Type inference is a prime example of a language feature that can boost productivity but can also be a usability nightmare. A type inference algorithm infers the types of expressions in a program based on how these expressions are used. The compiler can thus provide strong static correctness guarantees about a program without requiring the programmer to annotate the program with type information. On the other hand, automated type inference can also be counterproductive. If a conflicting use of an expression (i.e. a type mismatch) is detected, the compiler reports the corresponding program location as the source of the type error.
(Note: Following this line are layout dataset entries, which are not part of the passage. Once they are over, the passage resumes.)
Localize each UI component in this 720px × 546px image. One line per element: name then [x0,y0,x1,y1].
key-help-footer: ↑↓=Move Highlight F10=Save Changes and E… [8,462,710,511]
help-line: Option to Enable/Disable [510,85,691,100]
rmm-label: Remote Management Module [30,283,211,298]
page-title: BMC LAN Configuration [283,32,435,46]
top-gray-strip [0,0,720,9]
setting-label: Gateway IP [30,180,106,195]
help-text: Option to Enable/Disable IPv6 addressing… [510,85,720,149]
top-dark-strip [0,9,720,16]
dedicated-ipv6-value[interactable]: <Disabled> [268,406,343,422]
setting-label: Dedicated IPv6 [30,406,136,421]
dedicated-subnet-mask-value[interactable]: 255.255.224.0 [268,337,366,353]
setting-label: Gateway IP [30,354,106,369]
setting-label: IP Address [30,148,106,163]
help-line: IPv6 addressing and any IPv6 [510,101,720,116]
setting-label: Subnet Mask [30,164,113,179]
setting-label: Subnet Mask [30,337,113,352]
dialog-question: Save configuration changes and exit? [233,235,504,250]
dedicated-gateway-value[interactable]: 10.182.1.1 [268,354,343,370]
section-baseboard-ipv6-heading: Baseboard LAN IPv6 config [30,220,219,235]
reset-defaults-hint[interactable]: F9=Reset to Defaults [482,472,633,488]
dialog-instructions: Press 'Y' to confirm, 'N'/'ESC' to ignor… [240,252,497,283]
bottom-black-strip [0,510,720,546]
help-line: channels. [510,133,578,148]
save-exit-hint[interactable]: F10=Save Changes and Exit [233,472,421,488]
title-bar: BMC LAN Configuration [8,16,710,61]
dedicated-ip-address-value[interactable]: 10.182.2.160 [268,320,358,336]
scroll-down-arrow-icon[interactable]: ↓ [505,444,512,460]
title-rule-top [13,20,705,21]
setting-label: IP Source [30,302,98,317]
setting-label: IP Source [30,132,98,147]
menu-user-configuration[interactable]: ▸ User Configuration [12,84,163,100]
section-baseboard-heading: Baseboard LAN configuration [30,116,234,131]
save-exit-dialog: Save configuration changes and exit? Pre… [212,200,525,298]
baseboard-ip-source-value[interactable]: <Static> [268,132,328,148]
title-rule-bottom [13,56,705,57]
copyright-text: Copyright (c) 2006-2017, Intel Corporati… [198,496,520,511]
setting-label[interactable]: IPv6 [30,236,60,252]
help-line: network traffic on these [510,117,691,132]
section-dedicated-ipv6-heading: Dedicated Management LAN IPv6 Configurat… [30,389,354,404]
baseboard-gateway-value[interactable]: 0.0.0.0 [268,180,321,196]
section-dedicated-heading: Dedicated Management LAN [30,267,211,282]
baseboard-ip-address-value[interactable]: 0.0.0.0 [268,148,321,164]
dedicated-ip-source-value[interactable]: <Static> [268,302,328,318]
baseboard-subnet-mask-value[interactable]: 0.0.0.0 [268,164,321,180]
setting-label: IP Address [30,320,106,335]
However, the actual error source is often elsewhere in the program. This results in confusing error messages. The programmer needs to understand the basic workings of the inference algorithm to interpret the error message correctly and debug the program. This can often be a frustrating experience.
In this talk, we will explain how type inference algorithms work and why type error localization is so difficult in the presence of type inference. We will then present a new algorithm for localizing type errors that provides formal quality guarantees about the identified type error sources. The algorithm works efficiently in practice and has the potential to significantly improve the quality of type error reports produced by state-of-the-art compilers.